AlgoSec Auto-Discovery analyses your traffic flows, turning them into a clear map. AutoDiscovery receives network traffic metadata as NetFlow, SFLOW, or full packets and then digest multiple streams of traffic metadata to let you clearly visualize your transaction flows. Once the transaction flows are discovered and optimized, the system keeps tracking changes in these flows. Once new flows are discovered in the network, the application description is updated with the new flows.

 

Outcome:

  • Clear visualization of transaction flows.
  • Updated application description.
  • Optimized transaction flows.

How AlgoSec aligns with “Architect Zero Trust Policies” – the 4th step of Design Methodology?

With AlgoSec, you can automate the security policy change process without introducing any element of risk, vulnerability, or compliance violation. AlgoSec allows you to ingest the discovered transaction flows as a Traffic Change request and analyze those traffic changes before they are implemented all the to your Firewalls, Public Cloud and SDN Solutions and validate successful changes as intended, all within your existing IT Service Management (ITSM) solutions.

 

Outcome:

  • Analyzed traffic changes for implementation.
  • Implemented security policy changes without risk, vulnerability, or compliance violations. 

How Algosec aligns with “Monitor and maintain” – the 5th step of Design Methodology?

AlgoSec analyzes security by analyzing firewall policies, firewall rules, firewall traffic logs and firewall change configurations. Detailed analysis of the security logs offers critical network vital intelligence about security breaches and attempted attacks like virus, trojans, and denial of service among others. With AlgoSec traffic flow analysis, you can monitor traffic within a specific firewall rule.

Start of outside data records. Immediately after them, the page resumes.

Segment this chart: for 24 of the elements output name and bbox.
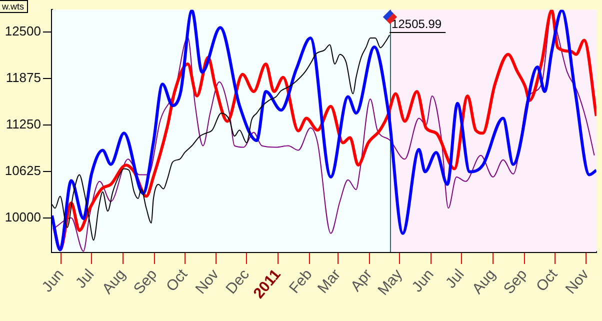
x-tick-label: May <box>374 266 406 299</box>
x-tick-label: Apr <box>347 266 376 295</box>
x-tick-label: Nov <box>192 266 223 298</box>
x-tick-label: Dec <box>222 266 254 298</box>
x-tick-label: Jul <box>442 266 468 292</box>
y-tick-label: 12500 <box>4 24 41 39</box>
x-tick-label: Mar <box>314 266 344 297</box>
x-tick-label: Sep <box>130 266 161 298</box>
x-tick-label: Oct <box>163 265 192 295</box>
x-tick-label: Feb <box>286 266 316 297</box>
x-tick-label: Aug <box>469 266 500 298</box>
x-tick-label: Jun <box>38 266 68 296</box>
text: w.wts <box>1 1 25 12</box>
x-tick-label: Aug <box>99 266 130 298</box>
x-tick-label: Nov <box>562 266 593 298</box>
x-tick-label: Jun <box>408 266 438 296</box>
annotation: 12505.99 <box>392 16 442 31</box>
y-tick-label: 11250 <box>6 116 41 132</box>
x-tick-label: Jul <box>72 266 98 292</box>
x-tick-label: Oct <box>532 265 562 295</box>
y-tick-label: 10625 <box>4 162 41 178</box>
y-tick-label: 11875 <box>6 70 41 86</box>
x-tick-label: Sep <box>500 266 531 298</box>
y-tick-label: 10000 <box>4 209 41 224</box>
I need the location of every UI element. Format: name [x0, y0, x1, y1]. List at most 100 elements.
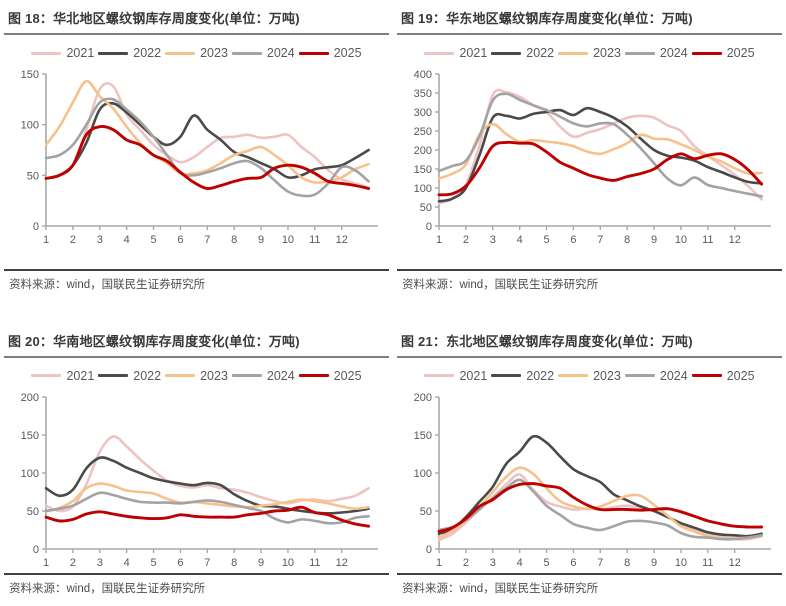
legend-swatch-2023: [165, 374, 196, 378]
y-tick-label: 50: [27, 170, 39, 182]
x-tick-label: 3: [97, 234, 103, 246]
legend-swatch-2021: [424, 51, 455, 55]
legend-item-2025: 2025: [298, 369, 362, 383]
series-line-2025: [44, 125, 371, 191]
legend-swatch-2022: [98, 374, 129, 378]
x-tick-label: 9: [651, 557, 657, 569]
legend-swatch-2025: [298, 51, 329, 55]
x-tick-label: 10: [282, 557, 294, 569]
legend-item-2022: 2022: [491, 46, 554, 60]
legend-swatch-2025: [298, 374, 329, 378]
x-tick-label: 11: [702, 557, 713, 569]
legend-swatch-2024: [624, 51, 655, 55]
x-tick-label: 2: [70, 557, 76, 569]
legend-swatch-2024: [231, 51, 262, 55]
x-tick-label: 9: [258, 557, 264, 569]
source-note: 资料来源：wind，国联民生证券研究所: [397, 572, 782, 606]
x-tick-label: 4: [124, 557, 130, 569]
x-tick-label: 3: [97, 557, 103, 569]
series-line-2024: [44, 490, 370, 525]
source-label: 资料来源：wind，国联民生证券研究所: [402, 582, 599, 595]
legend-swatch-2022: [98, 51, 129, 55]
legend-item-2022: 2022: [98, 369, 161, 383]
series-line-2024: [44, 97, 370, 198]
legend-label: 2024: [659, 368, 688, 383]
panel-fig20-south-china: 图 20：华南地区螺纹钢库存周度变化(单位：万吨) 2021 2022 2023 20…: [0, 303, 393, 606]
series-line-2023: [44, 481, 370, 512]
source-label: 资料来源：wind，国联民生证券研究所: [9, 279, 206, 291]
legend-label: 2023: [593, 46, 621, 60]
x-tick-label: 2: [463, 234, 469, 246]
y-tick-label: 400: [414, 69, 432, 81]
y-tick-label: 150: [414, 430, 432, 442]
x-tick-label: 10: [675, 234, 687, 246]
series-line-2025: [437, 140, 764, 197]
legend-item-2022: 2022: [491, 369, 554, 383]
x-tick-label: 9: [651, 234, 657, 246]
legend-item-2025: 2025: [691, 46, 755, 60]
legend-item-2021: 2021: [31, 46, 94, 60]
chart-area: 0 50 100 150 200 1 2 3 4 5 6 7 8 9 10 11 12: [4, 385, 389, 573]
x-tick-label: 8: [624, 234, 630, 246]
legend-item-2025: 2025: [691, 369, 755, 383]
y-tick-label: 100: [21, 120, 39, 132]
legend-swatch-2023: [165, 51, 196, 55]
x-tick-label: 11: [702, 234, 713, 246]
x-tick-label: 4: [517, 234, 523, 246]
x-tick-label: 1: [43, 234, 49, 246]
y-tick-label: 150: [414, 164, 432, 176]
legend: 2021 2022 2023 2024 2025: [4, 367, 389, 385]
legend-label: 2022: [526, 368, 555, 383]
series-line-2022: [44, 101, 370, 180]
x-tick-label: 8: [231, 234, 237, 246]
x-tick-label: 12: [729, 557, 741, 569]
chart-area: 0 50 100 150 200 1 2 3 4 5 6 7 8 9 10 11 12: [397, 385, 782, 573]
x-tick-label: 4: [124, 234, 130, 246]
y-tick-label: 0: [33, 221, 39, 233]
panel-title: 图 19：华东地区螺纹钢库存周度变化(单位：万吨): [397, 6, 782, 35]
x-tick-label: 6: [570, 557, 576, 569]
x-tick-label: 10: [675, 557, 687, 569]
legend-swatch-2025: [691, 51, 722, 55]
panel-fig18-north-china: 图 18：华北地区螺纹钢库存周度变化(单位：万吨) 2021 2022 2023 20…: [0, 0, 393, 303]
x-tick-label: 6: [177, 234, 183, 246]
y-tick-label: 0: [426, 544, 432, 556]
legend-item-2023: 2023: [558, 46, 621, 60]
y-tick-label: 50: [27, 506, 39, 518]
x-tick-label: 2: [463, 557, 469, 569]
x-tick-label: 7: [597, 557, 603, 569]
x-tick-label: 12: [336, 234, 348, 246]
x-tick-label: 10: [282, 234, 294, 246]
chart-area: 0 50 100 150 1 2 3 4 5 6 7 8 9 10 11 12: [4, 62, 389, 250]
legend-item-2021: 2021: [424, 46, 487, 60]
legend-item-2023: 2023: [165, 46, 228, 60]
legend: 2021 2022 2023 2024 2025: [4, 44, 389, 62]
legend-item-2023: 2023: [558, 369, 621, 383]
x-tick-label: 1: [43, 557, 49, 569]
panel-title: 图 20：华南地区螺纹钢库存周度变化(单位：万吨): [4, 329, 389, 358]
legend-label: 2022: [133, 368, 162, 383]
legend-label: 2022: [526, 46, 555, 60]
legend-swatch-2024: [231, 374, 262, 378]
legend-item-2024: 2024: [231, 46, 295, 60]
panel-fig21-northeast-china: 图 21：东北地区螺纹钢库存周度变化(单位：万吨) 2021 2022 2023 20…: [393, 303, 786, 606]
legend-label: 2024: [659, 46, 688, 60]
x-tick-label: 7: [597, 234, 603, 246]
x-tick-label: 8: [624, 557, 630, 569]
series-line-2021: [44, 82, 370, 189]
y-tick-label: 350: [414, 88, 432, 100]
legend-label: 2023: [593, 368, 621, 383]
y-tick-label: 0: [33, 544, 39, 556]
legend-label: 2021: [459, 46, 488, 60]
x-tick-label: 7: [204, 557, 210, 569]
series-line-2023: [437, 465, 763, 540]
source-note: 资料来源：wind，国联民生证券研究所: [397, 269, 782, 303]
legend-item-2022: 2022: [98, 46, 161, 60]
legend-label: 2024: [266, 46, 295, 60]
x-tick-label: 11: [309, 234, 320, 246]
x-tick-label: 5: [543, 557, 549, 569]
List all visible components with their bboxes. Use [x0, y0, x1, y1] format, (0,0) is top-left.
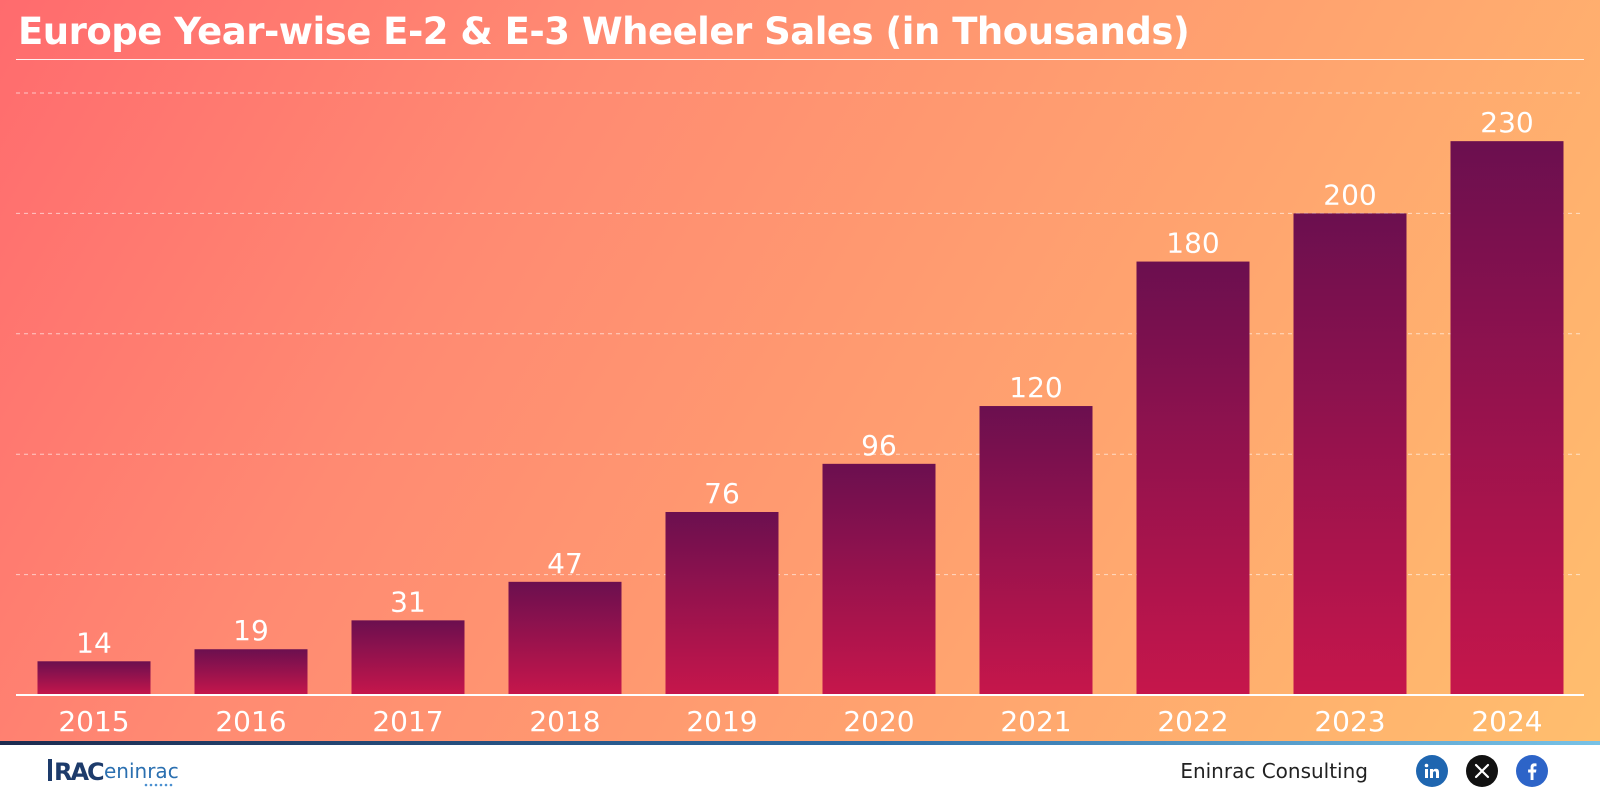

You do not need to allow all traffic to traverse in all directions but instead, you can monitor it through the pragmatic behaviors on the network and enable network firewall administrators to recognize which firewall rules they can create and implement to allow only the necessary access.

Outcome:

  • Critical network intelligence, identification of security breaches and attempted attacks.
  • Enhanced firewall rule creation and implementation, allowing only necessary access.